Un auditoire d'outre-tombe

Les obsèques d'Anton Bruckner furent célébrées en grande pompe, devant le Tout-Vienne de la musique, le 14 octobre 1896, à l'église Saint-Charles. Quelques semaines auparavant, il réclamait encore de ses médecins une attestation écrite garantissant sa liberté ; et cette même exigence supérieure lui avait fait demander par testament que son cercueil demeurât exposé ­ et non inhumé ­ dans la crypte de Saint-Florian, au-dessous de l'orgue qui, depuis, porte son nom. Lorsqu'on exauça ce vœu, on découvrit une nécropole remontant aux invasions turques, et d'où l'on retira plusieurs milliers de crânes devant lesquels il joue désormais pour l'éternité !

Brudieu (Joan)

Compositeur français (Limoges v. 1520 – Urgel, Espagne, 1591).

On ne sait presque rien de son enfance et de sa formation. Arrivé en Espagne en 1539, il fut maître de chapelle de la cathédrale d'Urgel en Catalogne, de 1539 à 1543 et de 1545 à 1577. Il fut ordonné prêtre en 1543. À partir de 1577, il fit quelques voyages, et on le trouve en 1585 à Barcelone où il publie ses Madrigales. Il abandonna l'année suivante toute fonction après avoir obtenu un bénéfice ecclésiastique important. Ses seize madrigaux (par exemple, Las Cañas) montrent qu'il connut les œuvres de Janequin. Il marqua sa prédilection pour les dissonances, et son style d'écriture est moins strict que celui de son cadet Victoria. Cinq madrigaux sont écrits sur des textes catalans, notamment d'Auzias March, poète du XIIIe siècle. Brudieu est, d'autre part, l'auteur d'un Requiem à 4 voix, conservé en manuscrit.

Brüggen (Frans)

Flûtiste et chef d'orchestre néerlandais (Amsterdam 1934).

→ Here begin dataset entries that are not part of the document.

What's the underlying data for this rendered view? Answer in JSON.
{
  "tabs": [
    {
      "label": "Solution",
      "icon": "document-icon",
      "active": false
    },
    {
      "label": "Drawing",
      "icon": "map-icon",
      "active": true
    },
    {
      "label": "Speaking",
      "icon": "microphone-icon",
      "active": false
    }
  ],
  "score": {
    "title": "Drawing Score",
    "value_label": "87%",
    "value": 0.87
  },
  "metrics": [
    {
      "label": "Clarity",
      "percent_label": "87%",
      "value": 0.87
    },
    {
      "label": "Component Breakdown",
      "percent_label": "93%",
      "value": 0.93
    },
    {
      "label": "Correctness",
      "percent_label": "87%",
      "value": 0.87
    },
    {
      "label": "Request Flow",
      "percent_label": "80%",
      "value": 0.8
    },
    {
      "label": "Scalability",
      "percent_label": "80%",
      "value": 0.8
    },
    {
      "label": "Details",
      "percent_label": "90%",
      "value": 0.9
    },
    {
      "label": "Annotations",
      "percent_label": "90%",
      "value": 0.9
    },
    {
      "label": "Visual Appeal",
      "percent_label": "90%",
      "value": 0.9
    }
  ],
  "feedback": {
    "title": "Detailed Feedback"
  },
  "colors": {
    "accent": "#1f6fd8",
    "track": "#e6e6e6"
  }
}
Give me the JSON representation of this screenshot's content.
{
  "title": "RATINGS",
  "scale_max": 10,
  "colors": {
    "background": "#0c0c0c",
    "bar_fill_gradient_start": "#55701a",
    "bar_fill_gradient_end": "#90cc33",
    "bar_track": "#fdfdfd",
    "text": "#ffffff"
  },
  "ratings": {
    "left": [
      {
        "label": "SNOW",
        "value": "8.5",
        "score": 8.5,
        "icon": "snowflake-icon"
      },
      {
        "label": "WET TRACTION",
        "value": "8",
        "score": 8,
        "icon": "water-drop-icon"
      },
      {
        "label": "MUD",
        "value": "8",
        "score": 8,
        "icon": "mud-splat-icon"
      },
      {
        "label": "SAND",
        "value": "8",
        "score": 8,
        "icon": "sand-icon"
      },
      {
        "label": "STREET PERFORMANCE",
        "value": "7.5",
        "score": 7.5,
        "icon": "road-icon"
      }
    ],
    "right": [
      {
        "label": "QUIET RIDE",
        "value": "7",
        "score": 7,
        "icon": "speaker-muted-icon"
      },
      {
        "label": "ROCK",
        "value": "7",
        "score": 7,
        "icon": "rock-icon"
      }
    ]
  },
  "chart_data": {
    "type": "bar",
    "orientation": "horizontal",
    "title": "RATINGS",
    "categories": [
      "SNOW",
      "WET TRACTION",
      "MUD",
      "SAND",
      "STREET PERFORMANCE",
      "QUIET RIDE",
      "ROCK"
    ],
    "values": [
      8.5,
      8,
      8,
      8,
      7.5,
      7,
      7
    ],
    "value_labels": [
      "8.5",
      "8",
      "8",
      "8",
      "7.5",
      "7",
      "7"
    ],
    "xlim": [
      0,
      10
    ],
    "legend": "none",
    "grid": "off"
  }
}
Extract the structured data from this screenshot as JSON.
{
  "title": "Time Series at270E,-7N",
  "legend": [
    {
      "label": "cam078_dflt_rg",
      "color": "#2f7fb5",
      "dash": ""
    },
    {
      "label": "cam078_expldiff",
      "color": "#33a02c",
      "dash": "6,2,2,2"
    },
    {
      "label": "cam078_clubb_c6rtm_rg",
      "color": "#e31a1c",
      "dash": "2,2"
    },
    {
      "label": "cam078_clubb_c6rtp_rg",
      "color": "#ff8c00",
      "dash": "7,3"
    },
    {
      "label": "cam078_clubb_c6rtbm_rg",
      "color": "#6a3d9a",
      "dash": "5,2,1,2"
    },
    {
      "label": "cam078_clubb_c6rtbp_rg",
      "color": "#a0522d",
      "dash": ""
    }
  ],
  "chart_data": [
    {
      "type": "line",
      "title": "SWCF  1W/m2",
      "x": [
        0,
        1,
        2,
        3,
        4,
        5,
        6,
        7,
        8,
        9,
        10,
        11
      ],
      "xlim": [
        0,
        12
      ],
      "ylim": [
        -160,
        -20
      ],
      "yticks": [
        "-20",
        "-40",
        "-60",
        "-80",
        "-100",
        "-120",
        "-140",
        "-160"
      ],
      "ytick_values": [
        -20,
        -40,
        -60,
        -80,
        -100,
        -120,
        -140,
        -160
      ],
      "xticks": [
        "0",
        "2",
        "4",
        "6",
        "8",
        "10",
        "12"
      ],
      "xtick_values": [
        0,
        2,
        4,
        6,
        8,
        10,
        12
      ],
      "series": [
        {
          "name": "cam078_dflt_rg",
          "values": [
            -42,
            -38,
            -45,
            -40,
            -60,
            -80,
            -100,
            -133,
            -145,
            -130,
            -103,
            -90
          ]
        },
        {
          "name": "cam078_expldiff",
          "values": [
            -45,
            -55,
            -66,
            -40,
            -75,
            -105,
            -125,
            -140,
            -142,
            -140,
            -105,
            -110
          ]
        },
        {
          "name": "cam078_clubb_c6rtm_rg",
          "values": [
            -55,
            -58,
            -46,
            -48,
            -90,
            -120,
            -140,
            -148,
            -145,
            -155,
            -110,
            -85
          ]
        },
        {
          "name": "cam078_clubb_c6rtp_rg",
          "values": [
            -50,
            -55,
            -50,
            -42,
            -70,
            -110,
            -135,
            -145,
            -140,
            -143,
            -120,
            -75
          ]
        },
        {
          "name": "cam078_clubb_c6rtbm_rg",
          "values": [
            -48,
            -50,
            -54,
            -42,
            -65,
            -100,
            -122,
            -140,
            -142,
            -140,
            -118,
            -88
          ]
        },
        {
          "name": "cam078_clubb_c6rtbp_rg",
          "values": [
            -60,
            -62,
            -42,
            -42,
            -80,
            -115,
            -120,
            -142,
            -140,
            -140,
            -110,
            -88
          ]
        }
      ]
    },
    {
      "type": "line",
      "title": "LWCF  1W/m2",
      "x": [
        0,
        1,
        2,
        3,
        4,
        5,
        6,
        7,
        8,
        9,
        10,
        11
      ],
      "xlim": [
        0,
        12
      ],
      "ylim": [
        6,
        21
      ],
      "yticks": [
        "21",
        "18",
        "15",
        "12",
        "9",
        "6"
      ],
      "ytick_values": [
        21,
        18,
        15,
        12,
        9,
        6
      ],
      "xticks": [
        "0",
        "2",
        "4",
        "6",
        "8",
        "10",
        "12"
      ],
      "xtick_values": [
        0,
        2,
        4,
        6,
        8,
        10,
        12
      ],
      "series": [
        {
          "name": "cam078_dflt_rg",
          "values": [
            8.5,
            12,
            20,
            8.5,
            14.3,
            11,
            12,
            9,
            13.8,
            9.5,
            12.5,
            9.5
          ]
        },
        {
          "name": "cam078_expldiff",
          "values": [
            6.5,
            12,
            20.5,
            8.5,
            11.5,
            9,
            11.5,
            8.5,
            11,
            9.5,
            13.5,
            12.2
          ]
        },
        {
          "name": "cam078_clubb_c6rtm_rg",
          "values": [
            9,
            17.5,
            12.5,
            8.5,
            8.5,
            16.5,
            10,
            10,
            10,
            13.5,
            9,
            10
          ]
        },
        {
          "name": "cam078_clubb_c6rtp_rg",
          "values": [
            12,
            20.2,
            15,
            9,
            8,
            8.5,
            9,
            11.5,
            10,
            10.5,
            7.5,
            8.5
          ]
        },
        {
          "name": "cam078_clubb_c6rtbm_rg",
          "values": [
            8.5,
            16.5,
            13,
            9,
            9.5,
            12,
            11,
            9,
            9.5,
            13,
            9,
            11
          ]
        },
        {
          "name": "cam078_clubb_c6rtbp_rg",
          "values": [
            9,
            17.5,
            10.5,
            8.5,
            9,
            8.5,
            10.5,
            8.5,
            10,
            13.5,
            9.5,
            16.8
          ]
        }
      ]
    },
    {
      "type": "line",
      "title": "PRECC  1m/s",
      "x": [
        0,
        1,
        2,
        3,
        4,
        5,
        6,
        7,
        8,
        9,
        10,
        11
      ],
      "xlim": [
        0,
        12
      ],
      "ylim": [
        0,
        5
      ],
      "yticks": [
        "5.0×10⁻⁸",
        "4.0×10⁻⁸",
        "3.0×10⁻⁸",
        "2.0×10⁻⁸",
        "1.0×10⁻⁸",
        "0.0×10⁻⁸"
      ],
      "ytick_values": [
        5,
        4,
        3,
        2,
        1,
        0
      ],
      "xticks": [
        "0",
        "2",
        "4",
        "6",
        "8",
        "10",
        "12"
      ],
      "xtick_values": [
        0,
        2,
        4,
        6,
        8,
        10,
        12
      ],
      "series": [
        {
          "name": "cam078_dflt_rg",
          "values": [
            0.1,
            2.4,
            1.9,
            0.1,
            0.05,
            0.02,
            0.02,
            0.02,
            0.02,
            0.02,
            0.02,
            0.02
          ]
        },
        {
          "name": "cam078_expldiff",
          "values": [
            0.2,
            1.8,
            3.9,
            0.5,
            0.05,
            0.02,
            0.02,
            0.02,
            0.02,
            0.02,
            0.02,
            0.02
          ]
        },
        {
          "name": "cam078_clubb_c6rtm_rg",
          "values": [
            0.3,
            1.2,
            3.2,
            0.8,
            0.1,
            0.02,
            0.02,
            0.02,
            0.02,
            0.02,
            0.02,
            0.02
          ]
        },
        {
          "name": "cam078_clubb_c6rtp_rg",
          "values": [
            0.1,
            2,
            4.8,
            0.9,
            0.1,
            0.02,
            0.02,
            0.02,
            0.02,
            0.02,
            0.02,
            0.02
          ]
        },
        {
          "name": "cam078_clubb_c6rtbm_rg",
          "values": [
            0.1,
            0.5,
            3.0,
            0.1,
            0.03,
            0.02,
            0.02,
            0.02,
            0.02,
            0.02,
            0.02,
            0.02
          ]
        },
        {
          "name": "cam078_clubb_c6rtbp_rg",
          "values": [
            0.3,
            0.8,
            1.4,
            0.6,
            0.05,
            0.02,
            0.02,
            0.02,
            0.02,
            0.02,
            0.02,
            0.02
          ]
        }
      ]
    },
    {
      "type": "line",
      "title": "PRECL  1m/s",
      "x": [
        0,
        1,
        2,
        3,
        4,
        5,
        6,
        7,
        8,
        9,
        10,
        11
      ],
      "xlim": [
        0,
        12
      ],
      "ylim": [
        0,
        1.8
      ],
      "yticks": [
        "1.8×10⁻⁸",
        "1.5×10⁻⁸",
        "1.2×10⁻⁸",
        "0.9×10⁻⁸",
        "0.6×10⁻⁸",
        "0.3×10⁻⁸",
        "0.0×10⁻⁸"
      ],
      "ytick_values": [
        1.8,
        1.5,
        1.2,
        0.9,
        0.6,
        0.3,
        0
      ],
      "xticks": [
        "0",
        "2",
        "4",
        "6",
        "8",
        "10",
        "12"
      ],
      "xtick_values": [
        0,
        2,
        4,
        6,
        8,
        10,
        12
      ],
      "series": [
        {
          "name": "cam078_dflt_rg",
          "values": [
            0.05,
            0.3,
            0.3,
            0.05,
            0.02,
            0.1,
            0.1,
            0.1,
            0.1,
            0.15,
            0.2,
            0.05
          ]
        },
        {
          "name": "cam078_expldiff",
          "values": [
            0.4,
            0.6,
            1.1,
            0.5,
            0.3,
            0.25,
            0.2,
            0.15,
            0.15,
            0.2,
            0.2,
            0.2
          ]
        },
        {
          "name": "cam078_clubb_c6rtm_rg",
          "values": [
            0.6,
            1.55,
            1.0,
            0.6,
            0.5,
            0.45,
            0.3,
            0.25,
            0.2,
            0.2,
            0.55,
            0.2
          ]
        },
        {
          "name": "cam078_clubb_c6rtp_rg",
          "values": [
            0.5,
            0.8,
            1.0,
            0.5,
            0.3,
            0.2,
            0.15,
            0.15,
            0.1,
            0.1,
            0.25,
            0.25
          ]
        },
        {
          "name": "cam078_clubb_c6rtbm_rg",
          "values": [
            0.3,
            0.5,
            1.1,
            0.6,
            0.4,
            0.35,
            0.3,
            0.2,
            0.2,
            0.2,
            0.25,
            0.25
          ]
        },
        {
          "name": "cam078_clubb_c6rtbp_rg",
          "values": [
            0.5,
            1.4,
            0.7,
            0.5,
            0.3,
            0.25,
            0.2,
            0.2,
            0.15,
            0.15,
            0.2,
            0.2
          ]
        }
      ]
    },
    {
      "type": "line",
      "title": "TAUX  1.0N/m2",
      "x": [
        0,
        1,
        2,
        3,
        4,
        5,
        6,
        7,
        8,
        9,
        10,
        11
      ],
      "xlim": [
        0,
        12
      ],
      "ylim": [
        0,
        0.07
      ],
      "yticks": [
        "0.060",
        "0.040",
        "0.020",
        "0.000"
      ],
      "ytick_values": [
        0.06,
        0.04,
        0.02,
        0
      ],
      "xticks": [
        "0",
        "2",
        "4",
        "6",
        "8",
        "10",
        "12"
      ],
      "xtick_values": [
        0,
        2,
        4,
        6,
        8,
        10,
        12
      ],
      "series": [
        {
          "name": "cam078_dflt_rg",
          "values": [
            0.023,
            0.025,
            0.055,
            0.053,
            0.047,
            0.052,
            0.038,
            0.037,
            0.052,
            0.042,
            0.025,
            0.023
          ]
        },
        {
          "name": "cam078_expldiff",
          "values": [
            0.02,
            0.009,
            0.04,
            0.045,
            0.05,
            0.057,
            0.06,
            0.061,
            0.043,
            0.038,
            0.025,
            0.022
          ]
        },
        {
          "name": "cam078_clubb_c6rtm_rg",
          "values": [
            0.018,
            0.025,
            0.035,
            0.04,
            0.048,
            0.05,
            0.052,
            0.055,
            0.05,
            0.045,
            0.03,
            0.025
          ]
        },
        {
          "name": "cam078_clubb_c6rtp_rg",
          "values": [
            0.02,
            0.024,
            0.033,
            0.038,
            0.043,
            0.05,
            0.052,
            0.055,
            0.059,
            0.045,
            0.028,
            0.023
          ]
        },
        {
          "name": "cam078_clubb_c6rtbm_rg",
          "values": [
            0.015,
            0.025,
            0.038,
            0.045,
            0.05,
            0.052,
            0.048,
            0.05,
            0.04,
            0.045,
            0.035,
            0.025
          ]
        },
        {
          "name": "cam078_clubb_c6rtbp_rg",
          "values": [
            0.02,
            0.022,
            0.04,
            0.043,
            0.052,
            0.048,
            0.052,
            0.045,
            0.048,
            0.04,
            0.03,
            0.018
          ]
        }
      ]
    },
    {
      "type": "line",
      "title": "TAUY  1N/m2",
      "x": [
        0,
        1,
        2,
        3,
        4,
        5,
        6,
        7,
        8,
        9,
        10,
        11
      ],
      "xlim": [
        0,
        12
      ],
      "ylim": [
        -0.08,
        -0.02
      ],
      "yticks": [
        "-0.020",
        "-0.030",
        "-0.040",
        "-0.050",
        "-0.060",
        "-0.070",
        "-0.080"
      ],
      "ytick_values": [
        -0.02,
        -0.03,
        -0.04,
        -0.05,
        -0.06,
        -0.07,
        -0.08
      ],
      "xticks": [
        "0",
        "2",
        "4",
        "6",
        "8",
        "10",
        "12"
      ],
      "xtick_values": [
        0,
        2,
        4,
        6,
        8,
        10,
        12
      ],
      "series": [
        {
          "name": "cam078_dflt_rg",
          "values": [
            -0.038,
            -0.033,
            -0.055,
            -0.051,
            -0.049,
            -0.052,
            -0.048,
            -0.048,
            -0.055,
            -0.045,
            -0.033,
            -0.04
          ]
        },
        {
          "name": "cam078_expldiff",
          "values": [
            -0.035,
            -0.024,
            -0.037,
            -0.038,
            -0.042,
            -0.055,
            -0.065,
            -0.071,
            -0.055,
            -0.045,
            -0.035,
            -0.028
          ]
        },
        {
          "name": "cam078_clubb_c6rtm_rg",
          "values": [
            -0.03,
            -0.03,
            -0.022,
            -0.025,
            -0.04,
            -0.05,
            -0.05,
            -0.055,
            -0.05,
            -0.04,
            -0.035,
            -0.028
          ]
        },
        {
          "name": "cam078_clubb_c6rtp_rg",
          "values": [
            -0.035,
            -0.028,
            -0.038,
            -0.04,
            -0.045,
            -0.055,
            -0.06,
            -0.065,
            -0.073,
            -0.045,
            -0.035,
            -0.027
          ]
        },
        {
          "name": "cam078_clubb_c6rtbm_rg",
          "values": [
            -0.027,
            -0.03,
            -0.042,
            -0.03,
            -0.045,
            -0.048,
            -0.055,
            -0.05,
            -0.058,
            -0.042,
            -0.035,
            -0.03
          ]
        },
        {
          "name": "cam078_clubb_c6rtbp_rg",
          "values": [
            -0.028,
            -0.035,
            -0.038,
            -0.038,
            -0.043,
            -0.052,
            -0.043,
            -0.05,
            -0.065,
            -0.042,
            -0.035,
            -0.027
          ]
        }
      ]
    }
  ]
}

Après des études dans sa ville natale, au conservatoire pour la musique et à l'université pour la musicologie, il s'est très vite imposé comme l'un des plus grands virtuoses actuels de la flûte traversière et plus encore de la flûte à bec. Passionné par ce dernier instrument, il en a, de nos jours, confirmé la renaissance en lui rendant accès aux salles de concert comme instrument soliste. Il a exhumé, interprété et souvent édité de nombreuses partitions du XVIIe et du XVIIIe siècle. Attentif à toutes les époques et à tous les genres de musique, il est le créateur d'œuvres écrites spécialement pour la flûte à bec par des compositeurs comme Berio. Il collabore avec le facteur de flûtes Hans Coolsma, d'Utrecht, gardien de la célèbre tradition des facteurs de flûtes hollandais des XVIIe et XVIIIe siècles. Comme chef, il a fondé en 1981 et dirige depuis l'Orchestre du XVIIIe Siècle.